Il y a aussi les quasi-cristaux. Pendant 40 ans, nous avons lutté pour comprendre ces matériaux qui semblent avoir un motif mais qui ne se répètent jamais réellement. Ce sont les mosaïques du monde quantique — magnifiques, complexes et apparemment impossibles. Les scientifiques de l'Université du Michigan ont finalement décodé leur processus de croissance, révélant qu'ils se situent à la frontière entre l'ordre et le chaos. À l'instar des états de Floquet, les quasi-cristaux représentent un juste milieu qui ne devrait pas exister, offrant un pont entre le monde prévisible d'un cristal de sel et le caractère aléatoire total d'un gaz.
Les implications industrielles sont stupéfiantes, mais nous devons rester réalistes. Nous n'aurons pas de smartphones propulsés par Floquet l'année prochaine. Ian Powell est le premier à admettre que la pertinence la plus directe concerne la simulation et la recherche quantiques. Le chemin d'un laboratoire de Cal Poly à une usine de fabrication à Shenzhen est long et pavé d'expériences ratées. Mais le mur conceptuel a été abattu. Nous savons désormais que si nous ne trouvons pas le matériau nécessaire pour une technologie spécifique, nous pourrions simplement le faire apparaître par vibration à l'aide de champs magnétiques.

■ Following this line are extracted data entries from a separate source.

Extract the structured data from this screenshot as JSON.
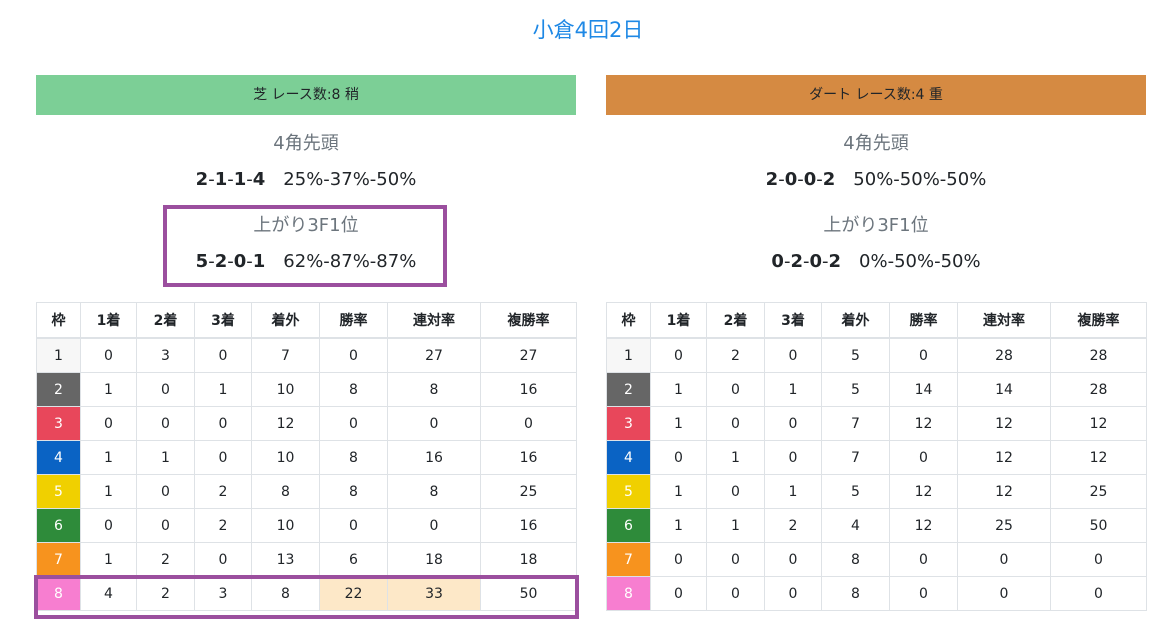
{
  "page": {
    "title": "小倉4回2日"
  },
  "turf": {
    "header": "芝 レース数:8 稍",
    "corner4": {
      "label": "4角先頭",
      "record": [
        "2",
        "1",
        "1",
        "4"
      ],
      "rates": "25%-37%-50%"
    },
    "last3f": {
      "label": "上がり3F1位",
      "record": [
        "5",
        "2",
        "0",
        "1"
      ],
      "rates": "62%-87%-87%"
    },
    "columns": [
      "枠",
      "1着",
      "2着",
      "3着",
      "着外",
      "勝率",
      "連対率",
      "複勝率"
    ],
    "rows": [
      [
        "1",
        "0",
        "3",
        "0",
        "7",
        "0",
        "27",
        "27"
      ],
      [
        "2",
        "1",
        "0",
        "1",
        "10",
        "8",
        "8",
        "16"
      ],
      [
        "3",
        "0",
        "0",
        "0",
        "12",
        "0",
        "0",
        "0"
      ],
      [
        "4",
        "1",
        "1",
        "0",
        "10",
        "8",
        "16",
        "16"
      ],
      [
        "5",
        "1",
        "0",
        "2",
        "8",
        "8",
        "8",
        "25"
      ],
      [
        "6",
        "0",
        "0",
        "2",
        "10",
        "0",
        "0",
        "16"
      ],
      [
        "7",
        "1",
        "2",
        "0",
        "13",
        "6",
        "18",
        "18"
      ],
      [
        "8",
        "4",
        "2",
        "3",
        "8",
        "22",
        "33",
        "50"
      ]
    ]
  },
  "dirt": {
    "header": "ダート レース数:4 重",
    "corner4": {
      "label": "4角先頭",
      "record": [
        "2",
        "0",
        "0",
        "2"
      ],
      "rates": "50%-50%-50%"
    },
    "last3f": {
      "label": "上がり3F1位",
      "record": [
        "0",
        "2",
        "0",
        "2"
      ],
      "rates": "0%-50%-50%"
    },
    "columns": [
      "枠",
      "1着",
      "2着",
      "3着",
      "着外",
      "勝率",
      "連対率",
      "複勝率"
    ],
    "rows": [
      [
        "1",
        "0",
        "2",
        "0",
        "5",
        "0",
        "28",
        "28"
      ],
      [
        "2",
        "1",
        "0",
        "1",
        "5",
        "14",
        "14",
        "28"
      ],
      [
        "3",
        "1",
        "0",
        "0",
        "7",
        "12",
        "12",
        "12"
      ],
      [
        "4",
        "0",
        "1",
        "0",
        "7",
        "0",
        "12",
        "12"
      ],
      [
        "5",
        "1",
        "0",
        "1",
        "5",
        "12",
        "12",
        "25"
      ],
      [
        "6",
        "1",
        "1",
        "2",
        "4",
        "12",
        "25",
        "50"
      ],
      [
        "7",
        "0",
        "0",
        "0",
        "8",
        "0",
        "0",
        "0"
      ],
      [
        "8",
        "0",
        "0",
        "0",
        "8",
        "0",
        "0",
        "0"
      ]
    ]
  },
  "colors": {
    "title": "#1e88e5",
    "turf_header": "#7ccf96",
    "dirt_header": "#d58a42",
    "highlight_border": "#9b4f9e",
    "highlight_cell": "#fde8c8",
    "waku": [
      "#f7f7f7",
      "#666666",
      "#e8475b",
      "#0a63c4",
      "#f0d000",
      "#2e8b3a",
      "#f7931e",
      "#f77ed0"
    ]
  }
}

L'avenir de la technologie n'est-il qu'une vibration bien synchronisée ?
Si vous êtes dans le bus en train de lire ceci, vous tenez probablement un appareil composé de silicium, de cuivre et de plastique — des matériaux que nous comprenons depuis plus d'un siècle. Le prochain bond en avant ne sera pas une meilleure version de ces matériaux. Ce sera quelque chose qui ressemble à de la sorcellerie. Nous nous dirigeons vers un monde où notre matériel est « piloté » par des champs dépendant du temps, où notre énergie se déplace à travers des cristaux via des particules fantômes, et où nos ordinateurs sont construits à partir d'états de la matière qui, techniquement, n'existent plus une fois l'alimentation coupée.
Il y a une certaine ironie dans le fait que plus nous en apprenons sur les composants fondamentaux de l'univers, plus nous réalisons à quel point nous en avons peu utilisé jusqu'à présent. Nous jouions du piano avec seulement trois touches. L'ingénierie de Floquet et la découverte des liquides de spin 3D sont comme si quelqu'un ouvrait enfin le couvercle pour nous montrer les 85 autres. C'est désordonné, c'est compliqué, et cela brise la plupart des règles que nous pensions immuables. Mais comme l'a noté Louis Buchalter après son passage au laboratoire, la recherche est rarement un processus linéaire. C'est une question de persévérance et de volonté de regarder un champ magnétique en se demandant ce qui se passerait si l'on actionnait l'interrupteur plus vite que quiconque ne l'aurait imaginé.
La prochaine décennie de physique ne consistera pas à découvrir de nouveaux éléments à la fin du tableau périodique. Il s'agira des états étranges, scintillants, frustrés et sans friction que nous pouvons créer dans les interstices entre ces éléments. Nous ne sommes plus de simples observateurs du monde physique. Nous en sommes les éditeurs, réécrivant le code de la matière en temps réel, une impulsion magnétique à la fois. Les lois de la physique n'ont pas changé, mais notre capacité à les contourner, elle, a certainement évolué. Et dans cet espace entre ce qui est et ce qui pourrait être, la prochaine révolution technologique est en train d'être mise en vie par la vibration.